12) Spontaneinkäufe sind böse. Ich tätige nur sehr selten welche, aber wenn das doch vorkommen sollte, geht es schon das ein oder andere Mal in die Hose. Letztens kaufte ich mir zum Beispiel spontan hübsche Knäufe, mit denen ich meinen Kleiderschrank ein wenig aufpeppen wollte. Doch wie sich zu Hause dann herausstellte, kann man sie bei diesem Schrank gar nicht anbringen. Entweder ich bohre und säge, damit das noch was wird oder ich bringe sie zurück. So oder so wäre mir die zusätzliche Arbeit und der Ärger erspart geblieben, hätte ich mich vorher besser informiert.

13) Dekoration oder Gegenstände, die keine nützliche Aufgabe besitzen, sind bei mir nicht mehr willkommen.

14) Auch in Sachen Beziehungen gibt es Minimalismus. Es ist wichtig, sich nur mit den Menschen zu umgeben, die einem gut tun, einen nicht herunterziehen und bei denen sich die investierte Zeit auch lohnt, weil man etwas zurückbekommt.
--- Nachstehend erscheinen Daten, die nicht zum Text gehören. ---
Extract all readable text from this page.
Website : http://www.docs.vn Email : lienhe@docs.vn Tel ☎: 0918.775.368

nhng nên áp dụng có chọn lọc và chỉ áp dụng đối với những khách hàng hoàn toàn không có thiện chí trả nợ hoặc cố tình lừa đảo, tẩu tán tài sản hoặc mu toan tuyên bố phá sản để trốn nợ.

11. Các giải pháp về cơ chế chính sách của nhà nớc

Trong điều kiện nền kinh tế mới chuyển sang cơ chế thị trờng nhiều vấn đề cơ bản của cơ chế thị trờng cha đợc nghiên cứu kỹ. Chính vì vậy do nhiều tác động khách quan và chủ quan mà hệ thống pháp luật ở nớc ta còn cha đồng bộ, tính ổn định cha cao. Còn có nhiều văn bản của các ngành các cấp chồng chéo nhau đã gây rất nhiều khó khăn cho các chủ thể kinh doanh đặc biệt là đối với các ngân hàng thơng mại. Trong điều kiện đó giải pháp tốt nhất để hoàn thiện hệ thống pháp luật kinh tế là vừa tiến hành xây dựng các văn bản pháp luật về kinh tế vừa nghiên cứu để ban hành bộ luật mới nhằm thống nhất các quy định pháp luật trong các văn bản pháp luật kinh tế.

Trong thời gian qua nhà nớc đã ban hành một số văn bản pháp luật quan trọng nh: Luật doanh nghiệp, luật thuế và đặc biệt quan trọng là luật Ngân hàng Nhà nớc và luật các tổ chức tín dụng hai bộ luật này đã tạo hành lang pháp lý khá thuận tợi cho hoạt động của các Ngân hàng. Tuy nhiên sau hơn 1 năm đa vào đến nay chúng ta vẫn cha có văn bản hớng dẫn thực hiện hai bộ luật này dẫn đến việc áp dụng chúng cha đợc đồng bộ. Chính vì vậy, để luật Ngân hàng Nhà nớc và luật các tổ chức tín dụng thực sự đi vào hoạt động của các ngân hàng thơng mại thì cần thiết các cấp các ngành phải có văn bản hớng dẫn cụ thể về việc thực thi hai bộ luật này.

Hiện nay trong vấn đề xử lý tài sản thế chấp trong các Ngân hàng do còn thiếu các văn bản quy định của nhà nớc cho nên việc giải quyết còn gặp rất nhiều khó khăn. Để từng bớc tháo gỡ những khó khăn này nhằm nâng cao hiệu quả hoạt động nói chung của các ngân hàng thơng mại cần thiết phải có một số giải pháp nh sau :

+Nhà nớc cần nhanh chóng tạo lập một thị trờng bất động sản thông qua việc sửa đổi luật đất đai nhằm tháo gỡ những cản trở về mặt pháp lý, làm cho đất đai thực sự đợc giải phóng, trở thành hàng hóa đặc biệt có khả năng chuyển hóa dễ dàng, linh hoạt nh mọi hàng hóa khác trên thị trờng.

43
Das musste ich selbst vor kurzem lernen. Es war nicht einfach, doch es ist manchmal einfach besser so.

15) Zu guter Letzt: Auch digitaler Ballast ist Ballast. Ob Newsletter, die einem das Postfach überschwemmen oder Chaos auf der Festplatte - das alles ist ebenfalls überflüssiger Kram, der einem Zeit wegnimmt. Besonders meinem eigenen Desktop werde ich mich demnächst widmen müssen, da hinter vielen Ordnern noch Aufgaben auch mich lauern und ich kaum etwas wiederfinde. Baustelle.


Es gibt sicherlich weitere Punkte darüber, inwiefern Minimalismus einen Einfluss auf mich hatte. Doch die sind dann wahrscheinlich schon so in meinen Alltag übergegangen, dass ich sie gar nicht mehr bewusst wahrnehme. Welche minimalistischen Züge könnt ihr in eurem Leben wahrnehmen? Was hat sich bei euch dadurch verändert?